Open tomaszn opened 7 years ago
Yes, it would be good to automate more of these. Most of the basic validators could likely be translated directly into HTML5 attributes on the <input>
. We would just need to think a little about how to represent these in the JSON config - and also whether we can map this to the output of xlsconv. Ideally implementers could start with an XLSForm containing constraints, and have the templates and Django models both generated with the appropriate validators already in place. The one challenge might be that the XLSForm constraint syntax is written more like a query language so it might not have a one-to-one mapping to Django's concepts.
For more complex validators I do like the idea of implementing stubs. My one question would be if you strictly need instant offline validation, or if you are okay waiting for a sync. wq.app and the default templates are set up so that if the server validation fails, you can re-open the failed record from the outbox to see the server's error message(s) for each field and for the record as a whole.
Instant offline validation would be useful, because after returning from the field one may not remember the proper answer.
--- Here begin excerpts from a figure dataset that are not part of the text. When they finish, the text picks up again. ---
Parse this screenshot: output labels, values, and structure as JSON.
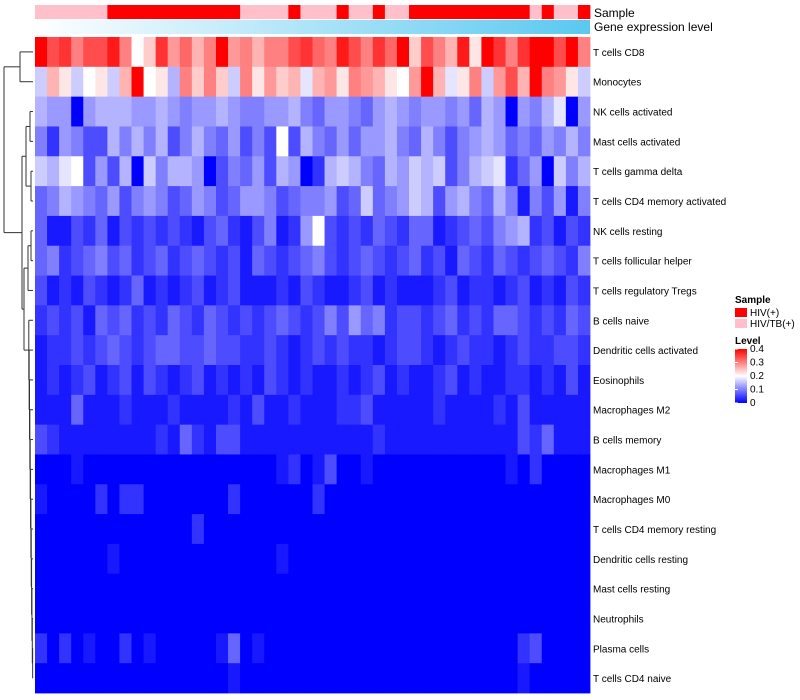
{
  "chart_data": {
    "type": "heatmap",
    "annotation_titles": {
      "sample": "Sample",
      "expression": "Gene expression level"
    },
    "legend": {
      "sample_title": "Sample",
      "sample_entries": [
        {
          "label": "HIV(+)",
          "color": "#ff0000"
        },
        {
          "label": "HIV/TB(+)",
          "color": "#ffc0cb"
        }
      ],
      "level_title": "Level",
      "level_ticks": [
        "0.4",
        "0.3",
        "0.2",
        "0.1",
        "0"
      ],
      "level_range": [
        0,
        0.4
      ],
      "color_stops": [
        "#0000ff",
        "#ffffff",
        "#ff0000"
      ]
    },
    "rows": [
      "T cells CD8",
      "Monocytes",
      "NK cells activated",
      "Mast cells activated",
      "T cells gamma delta",
      "T cells CD4 memory activated",
      "NK cells resting",
      "T cells follicular helper",
      "T cells regulatory  Tregs",
      "B cells naive",
      "Dendritic cells activated",
      "Eosinophils",
      "Macrophages M2",
      "B cells memory",
      "Macrophages M1",
      "Macrophages M0",
      "T cells CD4 memory resting",
      "Dendritic cells resting",
      "Mast cells resting",
      "Neutrophils",
      "Plasma cells",
      "T cells CD4 naive"
    ],
    "column_count": 46,
    "sample_groups": [
      "HIV/TB(+)",
      "HIV/TB(+)",
      "HIV/TB(+)",
      "HIV/TB(+)",
      "HIV/TB(+)",
      "HIV/TB(+)",
      "HIV(+)",
      "HIV(+)",
      "HIV(+)",
      "HIV(+)",
      "HIV(+)",
      "HIV(+)",
      "HIV(+)",
      "HIV(+)",
      "HIV(+)",
      "HIV(+)",
      "HIV(+)",
      "HIV/TB(+)",
      "HIV/TB(+)",
      "HIV/TB(+)",
      "HIV/TB(+)",
      "HIV(+)",
      "HIV/TB(+)",
      "HIV/TB(+)",
      "HIV/TB(+)",
      "HIV(+)",
      "HIV/TB(+)",
      "HIV/TB(+)",
      "HIV(+)",
      "HIV/TB(+)",
      "HIV/TB(+)",
      "HIV(+)",
      "HIV(+)",
      "HIV(+)",
      "HIV(+)",
      "HIV(+)",
      "HIV(+)",
      "HIV(+)",
      "HIV(+)",
      "HIV(+)",
      "HIV(+)",
      "HIV/TB(+)",
      "HIV(+)",
      "HIV/TB(+)",
      "HIV/TB(+)",
      "HIV(+)"
    ],
    "expression_gradient": {
      "from": "#ffffff",
      "to": "#5ac8f0"
    },
    "values": [
      [
        0.4,
        0.34,
        0.36,
        0.3,
        0.34,
        0.34,
        0.38,
        0.3,
        0.2,
        0.24,
        0.36,
        0.28,
        0.32,
        0.26,
        0.3,
        0.4,
        0.28,
        0.3,
        0.26,
        0.3,
        0.3,
        0.34,
        0.36,
        0.32,
        0.3,
        0.38,
        0.34,
        0.3,
        0.36,
        0.32,
        0.4,
        0.24,
        0.34,
        0.3,
        0.26,
        0.38,
        0.22,
        0.4,
        0.36,
        0.3,
        0.36,
        0.4,
        0.4,
        0.34,
        0.4,
        0.3
      ],
      [
        0.16,
        0.26,
        0.22,
        0.16,
        0.2,
        0.22,
        0.16,
        0.26,
        0.4,
        0.2,
        0.22,
        0.14,
        0.3,
        0.24,
        0.3,
        0.24,
        0.16,
        0.3,
        0.22,
        0.28,
        0.24,
        0.26,
        0.18,
        0.26,
        0.28,
        0.22,
        0.3,
        0.28,
        0.26,
        0.22,
        0.2,
        0.28,
        0.4,
        0.26,
        0.18,
        0.22,
        0.3,
        0.16,
        0.28,
        0.34,
        0.26,
        0.4,
        0.3,
        0.28,
        0.22,
        0.16
      ],
      [
        0.14,
        0.12,
        0.12,
        0.0,
        0.12,
        0.14,
        0.14,
        0.14,
        0.12,
        0.12,
        0.14,
        0.12,
        0.1,
        0.12,
        0.12,
        0.14,
        0.12,
        0.1,
        0.1,
        0.12,
        0.12,
        0.14,
        0.1,
        0.08,
        0.12,
        0.12,
        0.1,
        0.08,
        0.12,
        0.14,
        0.12,
        0.1,
        0.12,
        0.12,
        0.1,
        0.12,
        0.08,
        0.14,
        0.12,
        0.0,
        0.12,
        0.1,
        0.14,
        0.18,
        0.0,
        0.12
      ],
      [
        0.1,
        0.04,
        0.12,
        0.1,
        0.06,
        0.06,
        0.14,
        0.1,
        0.14,
        0.1,
        0.14,
        0.06,
        0.1,
        0.14,
        0.1,
        0.08,
        0.12,
        0.06,
        0.1,
        0.06,
        0.2,
        0.06,
        0.14,
        0.1,
        0.08,
        0.12,
        0.08,
        0.12,
        0.12,
        0.14,
        0.1,
        0.08,
        0.14,
        0.1,
        0.06,
        0.1,
        0.12,
        0.14,
        0.12,
        0.08,
        0.1,
        0.08,
        0.12,
        0.1,
        0.14,
        0.1
      ],
      [
        0.16,
        0.14,
        0.18,
        0.2,
        0.06,
        0.12,
        0.06,
        0.14,
        0.0,
        0.16,
        0.1,
        0.14,
        0.14,
        0.12,
        0.0,
        0.06,
        0.1,
        0.08,
        0.12,
        0.06,
        0.14,
        0.12,
        0.0,
        0.04,
        0.14,
        0.16,
        0.14,
        0.1,
        0.08,
        0.14,
        0.12,
        0.16,
        0.14,
        0.16,
        0.06,
        0.1,
        0.14,
        0.16,
        0.18,
        0.04,
        0.08,
        0.12,
        0.0,
        0.16,
        0.1,
        0.14
      ],
      [
        0.08,
        0.1,
        0.14,
        0.12,
        0.1,
        0.08,
        0.12,
        0.06,
        0.1,
        0.12,
        0.1,
        0.06,
        0.08,
        0.12,
        0.1,
        0.06,
        0.08,
        0.12,
        0.12,
        0.1,
        0.06,
        0.08,
        0.1,
        0.1,
        0.12,
        0.06,
        0.08,
        0.16,
        0.08,
        0.1,
        0.12,
        0.16,
        0.14,
        0.06,
        0.12,
        0.14,
        0.1,
        0.08,
        0.14,
        0.1,
        0.02,
        0.1,
        0.06,
        0.12,
        0.02,
        0.1
      ],
      [
        0.08,
        0.02,
        0.02,
        0.06,
        0.04,
        0.08,
        0.02,
        0.06,
        0.04,
        0.06,
        0.04,
        0.06,
        0.04,
        0.02,
        0.06,
        0.08,
        0.04,
        0.02,
        0.06,
        0.1,
        0.02,
        0.04,
        0.12,
        0.2,
        0.06,
        0.04,
        0.06,
        0.04,
        0.08,
        0.06,
        0.04,
        0.08,
        0.08,
        0.02,
        0.04,
        0.06,
        0.08,
        0.06,
        0.1,
        0.12,
        0.14,
        0.04,
        0.06,
        0.02,
        0.06,
        0.04
      ],
      [
        0.08,
        0.1,
        0.04,
        0.06,
        0.08,
        0.1,
        0.06,
        0.08,
        0.04,
        0.06,
        0.08,
        0.04,
        0.06,
        0.08,
        0.06,
        0.04,
        0.06,
        0.02,
        0.08,
        0.06,
        0.04,
        0.06,
        0.08,
        0.1,
        0.06,
        0.04,
        0.06,
        0.08,
        0.06,
        0.04,
        0.06,
        0.08,
        0.04,
        0.06,
        0.02,
        0.08,
        0.06,
        0.04,
        0.08,
        0.06,
        0.04,
        0.06,
        0.08,
        0.06,
        0.04,
        0.1
      ],
      [
        0.06,
        0.02,
        0.04,
        0.02,
        0.06,
        0.04,
        0.02,
        0.04,
        0.08,
        0.02,
        0.04,
        0.02,
        0.04,
        0.06,
        0.02,
        0.04,
        0.06,
        0.02,
        0.02,
        0.02,
        0.04,
        0.02,
        0.06,
        0.04,
        0.02,
        0.02,
        0.04,
        0.06,
        0.02,
        0.04,
        0.02,
        0.02,
        0.02,
        0.04,
        0.06,
        0.02,
        0.04,
        0.04,
        0.02,
        0.04,
        0.06,
        0.02,
        0.04,
        0.02,
        0.06,
        0.04
      ],
      [
        0.04,
        0.06,
        0.04,
        0.06,
        0.02,
        0.08,
        0.06,
        0.08,
        0.04,
        0.06,
        0.04,
        0.08,
        0.06,
        0.04,
        0.08,
        0.06,
        0.04,
        0.06,
        0.04,
        0.06,
        0.08,
        0.06,
        0.04,
        0.06,
        0.1,
        0.06,
        0.12,
        0.08,
        0.1,
        0.04,
        0.06,
        0.06,
        0.04,
        0.06,
        0.08,
        0.04,
        0.06,
        0.04,
        0.08,
        0.08,
        0.06,
        0.04,
        0.06,
        0.04,
        0.08,
        0.06
      ],
      [
        0.02,
        0.04,
        0.04,
        0.06,
        0.04,
        0.06,
        0.08,
        0.06,
        0.04,
        0.06,
        0.08,
        0.08,
        0.06,
        0.06,
        0.08,
        0.06,
        0.06,
        0.04,
        0.04,
        0.06,
        0.04,
        0.02,
        0.04,
        0.06,
        0.04,
        0.06,
        0.04,
        0.04,
        0.02,
        0.04,
        0.06,
        0.06,
        0.04,
        0.02,
        0.04,
        0.06,
        0.04,
        0.04,
        0.02,
        0.04,
        0.06,
        0.04,
        0.04,
        0.06,
        0.06,
        0.04
      ],
      [
        0.02,
        0.04,
        0.02,
        0.04,
        0.06,
        0.02,
        0.04,
        0.06,
        0.02,
        0.06,
        0.04,
        0.02,
        0.04,
        0.06,
        0.02,
        0.04,
        0.02,
        0.04,
        0.02,
        0.06,
        0.04,
        0.02,
        0.04,
        0.02,
        0.02,
        0.04,
        0.02,
        0.04,
        0.06,
        0.02,
        0.04,
        0.02,
        0.02,
        0.04,
        0.06,
        0.02,
        0.04,
        0.02,
        0.02,
        0.04,
        0.04,
        0.02,
        0.04,
        0.02,
        0.06,
        0.02
      ],
      [
        0.02,
        0.02,
        0.02,
        0.08,
        0.02,
        0.02,
        0.02,
        0.04,
        0.02,
        0.02,
        0.02,
        0.04,
        0.02,
        0.02,
        0.02,
        0.02,
        0.04,
        0.02,
        0.06,
        0.02,
        0.02,
        0.04,
        0.02,
        0.02,
        0.02,
        0.04,
        0.04,
        0.06,
        0.02,
        0.02,
        0.02,
        0.02,
        0.02,
        0.04,
        0.02,
        0.02,
        0.02,
        0.02,
        0.04,
        0.02,
        0.06,
        0.02,
        0.02,
        0.02,
        0.02,
        0.02
      ],
      [
        0.06,
        0.04,
        0.02,
        0.02,
        0.02,
        0.02,
        0.02,
        0.02,
        0.02,
        0.02,
        0.04,
        0.02,
        0.08,
        0.04,
        0.02,
        0.06,
        0.06,
        0.02,
        0.02,
        0.02,
        0.02,
        0.02,
        0.02,
        0.02,
        0.02,
        0.02,
        0.02,
        0.02,
        0.04,
        0.02,
        0.02,
        0.02,
        0.02,
        0.02,
        0.02,
        0.02,
        0.02,
        0.02,
        0.02,
        0.02,
        0.06,
        0.04,
        0.08,
        0.02,
        0.02,
        0.02
      ],
      [
        0.0,
        0.0,
        0.0,
        0.02,
        0.0,
        0.0,
        0.0,
        0.0,
        0.0,
        0.0,
        0.0,
        0.0,
        0.0,
        0.0,
        0.0,
        0.0,
        0.0,
        0.0,
        0.0,
        0.0,
        0.02,
        0.04,
        0.0,
        0.02,
        0.06,
        0.0,
        0.0,
        0.02,
        0.0,
        0.0,
        0.0,
        0.0,
        0.0,
        0.0,
        0.0,
        0.0,
        0.0,
        0.0,
        0.0,
        0.02,
        0.0,
        0.04,
        0.0,
        0.0,
        0.0,
        0.0
      ],
      [
        0.02,
        0.0,
        0.0,
        0.0,
        0.0,
        0.04,
        0.0,
        0.04,
        0.04,
        0.0,
        0.0,
        0.0,
        0.0,
        0.0,
        0.0,
        0.0,
        0.04,
        0.0,
        0.0,
        0.0,
        0.0,
        0.0,
        0.0,
        0.04,
        0.0,
        0.0,
        0.0,
        0.0,
        0.0,
        0.0,
        0.0,
        0.0,
        0.0,
        0.0,
        0.0,
        0.0,
        0.0,
        0.0,
        0.0,
        0.0,
        0.0,
        0.0,
        0.0,
        0.0,
        0.0,
        0.0
      ],
      [
        0.0,
        0.0,
        0.0,
        0.0,
        0.0,
        0.0,
        0.0,
        0.0,
        0.0,
        0.0,
        0.0,
        0.0,
        0.0,
        0.04,
        0.0,
        0.0,
        0.0,
        0.0,
        0.0,
        0.0,
        0.0,
        0.0,
        0.0,
        0.0,
        0.0,
        0.0,
        0.0,
        0.0,
        0.0,
        0.0,
        0.0,
        0.0,
        0.0,
        0.0,
        0.0,
        0.0,
        0.0,
        0.0,
        0.0,
        0.0,
        0.0,
        0.0,
        0.0,
        0.0,
        0.0,
        0.0
      ],
      [
        0.0,
        0.0,
        0.0,
        0.0,
        0.0,
        0.0,
        0.02,
        0.0,
        0.0,
        0.0,
        0.0,
        0.0,
        0.0,
        0.0,
        0.0,
        0.0,
        0.0,
        0.0,
        0.0,
        0.0,
        0.02,
        0.0,
        0.0,
        0.0,
        0.0,
        0.0,
        0.0,
        0.0,
        0.0,
        0.0,
        0.0,
        0.0,
        0.0,
        0.0,
        0.0,
        0.0,
        0.0,
        0.0,
        0.0,
        0.0,
        0.0,
        0.0,
        0.0,
        0.0,
        0.0,
        0.0
      ],
      [
        0.0,
        0.0,
        0.0,
        0.0,
        0.0,
        0.0,
        0.0,
        0.0,
        0.0,
        0.0,
        0.0,
        0.0,
        0.0,
        0.0,
        0.0,
        0.0,
        0.0,
        0.0,
        0.0,
        0.0,
        0.0,
        0.0,
        0.0,
        0.0,
        0.0,
        0.0,
        0.0,
        0.0,
        0.0,
        0.0,
        0.0,
        0.0,
        0.0,
        0.0,
        0.0,
        0.0,
        0.0,
        0.0,
        0.0,
        0.0,
        0.0,
        0.0,
        0.0,
        0.0,
        0.0,
        0.0
      ],
      [
        0.0,
        0.0,
        0.0,
        0.0,
        0.0,
        0.0,
        0.0,
        0.0,
        0.0,
        0.0,
        0.0,
        0.0,
        0.0,
        0.0,
        0.0,
        0.0,
        0.0,
        0.0,
        0.0,
        0.0,
        0.0,
        0.0,
        0.0,
        0.0,
        0.0,
        0.0,
        0.0,
        0.0,
        0.0,
        0.0,
        0.0,
        0.0,
        0.0,
        0.0,
        0.0,
        0.0,
        0.0,
        0.0,
        0.0,
        0.0,
        0.0,
        0.0,
        0.0,
        0.0,
        0.0,
        0.0
      ],
      [
        0.04,
        0.0,
        0.04,
        0.0,
        0.02,
        0.0,
        0.0,
        0.04,
        0.0,
        0.02,
        0.0,
        0.0,
        0.0,
        0.0,
        0.0,
        0.02,
        0.08,
        0.0,
        0.02,
        0.0,
        0.0,
        0.0,
        0.0,
        0.0,
        0.0,
        0.0,
        0.0,
        0.0,
        0.0,
        0.0,
        0.0,
        0.0,
        0.0,
        0.0,
        0.0,
        0.0,
        0.0,
        0.0,
        0.0,
        0.0,
        0.04,
        0.06,
        0.0,
        0.0,
        0.0,
        0.0
      ],
      [
        0.0,
        0.0,
        0.0,
        0.0,
        0.0,
        0.0,
        0.0,
        0.0,
        0.0,
        0.0,
        0.0,
        0.0,
        0.0,
        0.0,
        0.0,
        0.0,
        0.02,
        0.0,
        0.0,
        0.0,
        0.0,
        0.0,
        0.0,
        0.0,
        0.0,
        0.0,
        0.0,
        0.0,
        0.0,
        0.0,
        0.0,
        0.0,
        0.0,
        0.0,
        0.0,
        0.0,
        0.0,
        0.0,
        0.0,
        0.0,
        0.02,
        0.0,
        0.0,
        0.0,
        0.0,
        0.0
      ]
    ]
  }
}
Example: a required field "tail length" was left empty, when it is essential for scientists.
I would still like to do this, though I think I would like to transition toward a standard schema object (wq/wq#40). Moving to the 2.0 milestone.
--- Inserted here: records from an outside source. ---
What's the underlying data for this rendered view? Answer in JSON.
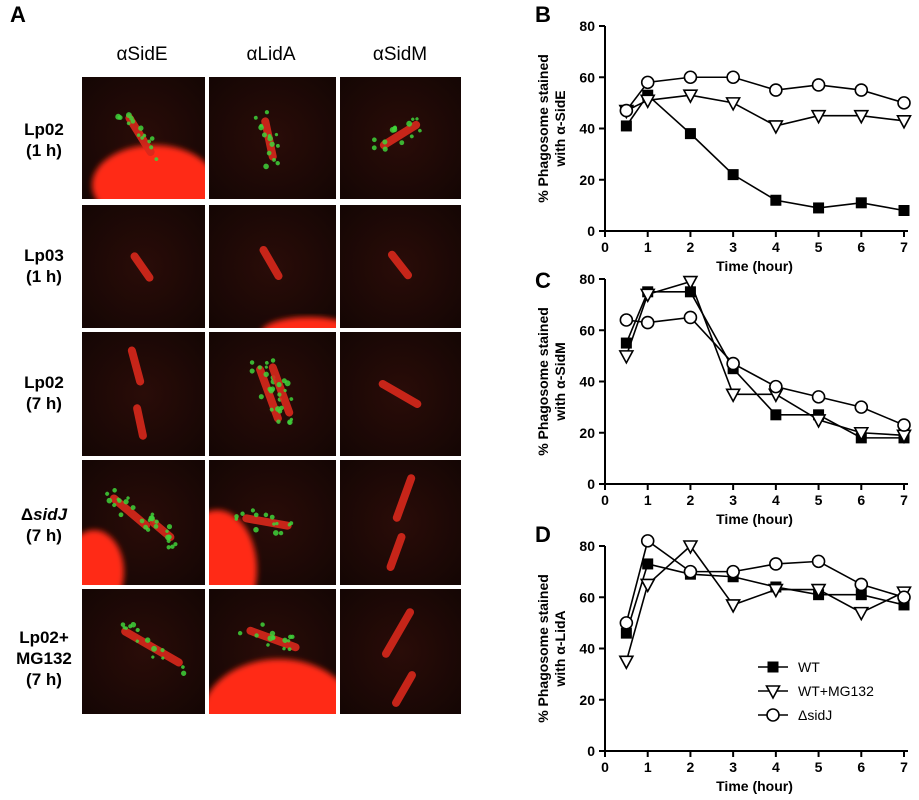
{
  "panel_letters": {
    "a": "A",
    "b": "B",
    "c": "C",
    "d": "D"
  },
  "panel_a": {
    "columns": [
      "αSidE",
      "αLidA",
      "αSidM"
    ],
    "rows": [
      {
        "name": "Lp02",
        "name_italic": "",
        "time": "(1 h)"
      },
      {
        "name": "Lp03",
        "name_italic": "",
        "time": "(1 h)"
      },
      {
        "name": "Lp02",
        "name_italic": "",
        "time": "(7 h)"
      },
      {
        "name": "Δ",
        "name_italic": "sidJ",
        "time": "(7 h)"
      },
      {
        "name": "Lp02+",
        "name_italic": "",
        "time": "MG132",
        "time2": "(7 h)"
      }
    ],
    "colors": {
      "bacterium": "#d8281c",
      "host_cell": "#ff2a12",
      "protein": "#3fd23a",
      "background": "#140604"
    }
  },
  "chart_data": [
    {
      "type": "line",
      "panel": "B",
      "xlabel": "Time (hour)",
      "ylabel": "% Phagosome stained with α-SidE",
      "ylabel_lines": [
        "% Phagosome stained",
        "with α-SidE"
      ],
      "xlim": [
        0,
        7
      ],
      "ylim": [
        0,
        80
      ],
      "xticks": [
        0,
        1,
        2,
        3,
        4,
        5,
        6,
        7
      ],
      "yticks": [
        0,
        20,
        40,
        60,
        80
      ],
      "x": [
        0.5,
        1,
        2,
        3,
        4,
        5,
        6,
        7
      ],
      "series": [
        {
          "name": "WT",
          "marker": "square-filled",
          "values": [
            41,
            53,
            38,
            22,
            12,
            9,
            11,
            8
          ]
        },
        {
          "name": "WT+MG132",
          "marker": "triangle-down-open",
          "values": [
            47,
            51,
            53,
            50,
            41,
            45,
            45,
            43
          ]
        },
        {
          "name": "ΔsidJ",
          "marker": "circle-open",
          "values": [
            47,
            58,
            60,
            60,
            55,
            57,
            55,
            50
          ]
        }
      ]
    },
    {
      "type": "line",
      "panel": "C",
      "xlabel": "Time (hour)",
      "ylabel": "% Phagosome stained with α-SidM",
      "ylabel_lines": [
        "% Phagosome stained",
        "with α-SidM"
      ],
      "xlim": [
        0,
        7
      ],
      "ylim": [
        0,
        80
      ],
      "xticks": [
        0,
        1,
        2,
        3,
        4,
        5,
        6,
        7
      ],
      "yticks": [
        0,
        20,
        40,
        60,
        80
      ],
      "x": [
        0.5,
        1,
        2,
        3,
        4,
        5,
        6,
        7
      ],
      "series": [
        {
          "name": "WT",
          "marker": "square-filled",
          "values": [
            55,
            75,
            75,
            45,
            27,
            27,
            18,
            18
          ]
        },
        {
          "name": "WT+MG132",
          "marker": "triangle-down-open",
          "values": [
            50,
            74,
            79,
            35,
            35,
            25,
            20,
            19
          ]
        },
        {
          "name": "ΔsidJ",
          "marker": "circle-open",
          "values": [
            64,
            63,
            65,
            47,
            38,
            34,
            30,
            23
          ]
        }
      ]
    },
    {
      "type": "line",
      "panel": "D",
      "xlabel": "Time (hour)",
      "ylabel": "% Phagosome stained with α-LidA",
      "ylabel_lines": [
        "% Phagosome stained",
        "with α-LidA"
      ],
      "xlim": [
        0,
        7
      ],
      "ylim": [
        0,
        80
      ],
      "xticks": [
        0,
        1,
        2,
        3,
        4,
        5,
        6,
        7
      ],
      "yticks": [
        0,
        20,
        40,
        60,
        80
      ],
      "x": [
        0.5,
        1,
        2,
        3,
        4,
        5,
        6,
        7
      ],
      "legend": {
        "placement": "bottom-right",
        "entries": [
          "WT",
          "WT+MG132",
          "ΔsidJ"
        ]
      },
      "series": [
        {
          "name": "WT",
          "marker": "square-filled",
          "values": [
            46,
            73,
            69,
            68,
            64,
            61,
            61,
            57
          ]
        },
        {
          "name": "WT+MG132",
          "marker": "triangle-down-open",
          "values": [
            35,
            65,
            80,
            57,
            63,
            63,
            54,
            62
          ]
        },
        {
          "name": "ΔsidJ",
          "marker": "circle-open",
          "values": [
            50,
            82,
            70,
            70,
            73,
            74,
            65,
            60
          ]
        }
      ]
    }
  ]
}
If a Django model field is defined with validators, they should be propagated down through the configuration and used for new/edit screens on the client. In general it is impossible to use the same validation code on the client (Python code run on the server vs JavaScript in the browser). However:
basic validators could be translated (MaxValueValidator, MinValueValidator, MaxLengthValidator, MinLengthValidator, DecimalValidator);
stubs for the rest could be generated and a warning issued; if a validator is used by different models, it should also be reused on the client side.